Bu İmparatorun Hıristiyanlığın batıdaki yayılışında belirleyici bir rolü olduğu da düşünülmektedir. Yine onun günümüz Modern Avrupa'sının şekillenmesinde belirleyici olmuş iki önemli kararın sahibi olduğu da bilinmektedir. Bunlardan ilki Hıristiyanlık karşısındaki hoşgörülü hatta sahiplenmeci tavrıdır. İkincisi ise İmparatorluğun merkezini Megara'dan gelen Yunan koloni yerleşimcileri tarafından Mö 667 yılında kurulmuş olan Byzantium isimli eski bir Yunan şehrine taşımış olmasıdır. Byzantium bu ismi ünlü bir Grek lider olan Byzas'ın adından almıştı.

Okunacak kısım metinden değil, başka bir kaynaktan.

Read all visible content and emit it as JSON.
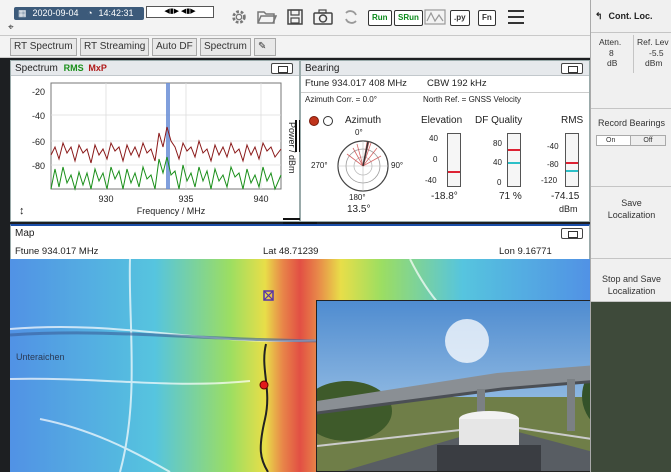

Başkent olmasıyla MS 330 yılında 'yeni Roma' ismini alarak bir anlamda yeniden kurulmuş olan Byzantium çok geçmeden Konstantinopolis yani 'Konstantin'in Şehri' ismini almıştır.
Bizans İmparatorluğu süreç içinde Roma İmparatorluğu'nun doğusunda kalan bölge boyunca genişlemiş yine Roma İmparatorluğu'nun 476 yılında Cermen akınlarıyla yıkılmasının ardından da uzunca bir dönem ayakta kalmayı başarmıştır.
Son dönemlere kadar tarih bilimcilerin ve bilim insanlarının çoğunluğu Bizans İmparatorluğu'nun medeniyete olan katkılarını ve kaydettiği başarıları Batı Roma ve Yunan Uygarlığı'na kıyasla önemsiz saymışlardır. Ancak son dönemlerde bu hâkim görüş revize edilmiştir. Bilim dünyasında; Bizans kültürünün özgül doğasına ve onun antik batıyı ortaçağ kültürüne bağlayan aracı konumuna odaklanan yeni bir eğilim ortaya çıkmaya başlamıştır.